Un cambio obligado y quizás la posibilidad de alguna otra variante, pero táctica, es lo que está pensando el Vasco Azconzábal para armar el equipo que jugará el clásico del domingo. La variante obligada es la salida de Blasi (con Covid) y la duda entre Federico Vera o Gerometta. Después, habrá que ver si el técnico mantiene a Borgnino entre los titulares o si le devuelve ese lugar a Kevin Zenón.
Más allá de alguna modificación temporaria, como por ejemplo lo hizo ante Independiente al colocar a Peñailillo en una posición de volante interno y no abierto por el costado, Unión viene jugando con un esquema que ha mantenido desde el comienzo del torneo. Ultimamente ha conseguido cierta estabilidad defensiva, a partir de las dos goleadas sufridas ante Vélez y Talleres, pero el equipo ha perdido soltura, creatividad y capacidad para generar situaciones de gol. Además, le cuesta también concretar, al punto tal que está entre los tres equipos con menos cantidad de goles a favor del torneo y no disfruta de algún gol de sus delanteros desde la cuarta fecha, datos elocuentes que dan fe de esta suerte de «anemia» ofensiva, aunque también ha ganado en solidez atrás y se lo nota un poco más equilibrado en ese aspecto.

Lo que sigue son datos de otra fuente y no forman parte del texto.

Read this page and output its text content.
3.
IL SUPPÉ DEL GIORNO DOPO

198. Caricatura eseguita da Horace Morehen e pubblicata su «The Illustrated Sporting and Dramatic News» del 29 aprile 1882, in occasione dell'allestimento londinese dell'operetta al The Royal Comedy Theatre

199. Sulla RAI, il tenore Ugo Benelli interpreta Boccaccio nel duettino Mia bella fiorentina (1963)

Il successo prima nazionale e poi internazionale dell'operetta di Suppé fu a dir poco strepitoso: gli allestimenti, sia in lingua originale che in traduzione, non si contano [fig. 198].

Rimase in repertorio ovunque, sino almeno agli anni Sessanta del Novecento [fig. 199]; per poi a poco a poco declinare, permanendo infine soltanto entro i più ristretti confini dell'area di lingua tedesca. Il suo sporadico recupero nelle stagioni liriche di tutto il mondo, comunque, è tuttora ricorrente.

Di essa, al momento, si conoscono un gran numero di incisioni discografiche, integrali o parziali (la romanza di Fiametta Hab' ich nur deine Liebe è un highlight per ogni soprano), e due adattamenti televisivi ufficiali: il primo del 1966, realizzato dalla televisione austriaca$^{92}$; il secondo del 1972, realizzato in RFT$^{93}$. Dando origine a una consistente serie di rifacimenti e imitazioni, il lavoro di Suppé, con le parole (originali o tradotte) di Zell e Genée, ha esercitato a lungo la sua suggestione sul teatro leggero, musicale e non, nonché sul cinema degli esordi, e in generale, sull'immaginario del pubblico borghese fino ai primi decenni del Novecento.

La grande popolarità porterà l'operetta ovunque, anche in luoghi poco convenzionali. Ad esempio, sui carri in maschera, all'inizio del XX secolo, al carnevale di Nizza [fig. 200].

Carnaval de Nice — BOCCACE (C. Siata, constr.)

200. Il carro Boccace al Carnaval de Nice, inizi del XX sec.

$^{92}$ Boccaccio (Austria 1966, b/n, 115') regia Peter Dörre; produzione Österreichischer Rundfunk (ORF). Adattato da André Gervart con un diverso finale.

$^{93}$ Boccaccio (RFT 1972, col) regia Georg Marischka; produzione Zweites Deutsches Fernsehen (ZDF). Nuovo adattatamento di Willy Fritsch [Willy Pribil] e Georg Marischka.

Moyano; Vera o Gerometta, Calderón, Portillo, Corvalán, Peñailillo; Acevedo, Cañete; Zenón o Borgnino, García y Gastón González es una posibilidad, aunque con el Vasco nunca se sabe.
Respecto de la concentración del plantel, Unión viene haciéndolo pero en forma parcial cuando juega como local. Es decir, concentran algunos jugadores (aproximadamente la mitad de los que firman planilla). ¿Se repetirá el esquema o cambiarán?. Si cambian, tendrán que ir a un hotel porque en Casasol no podrán concentrar de a uno por habitación por falta de lugares.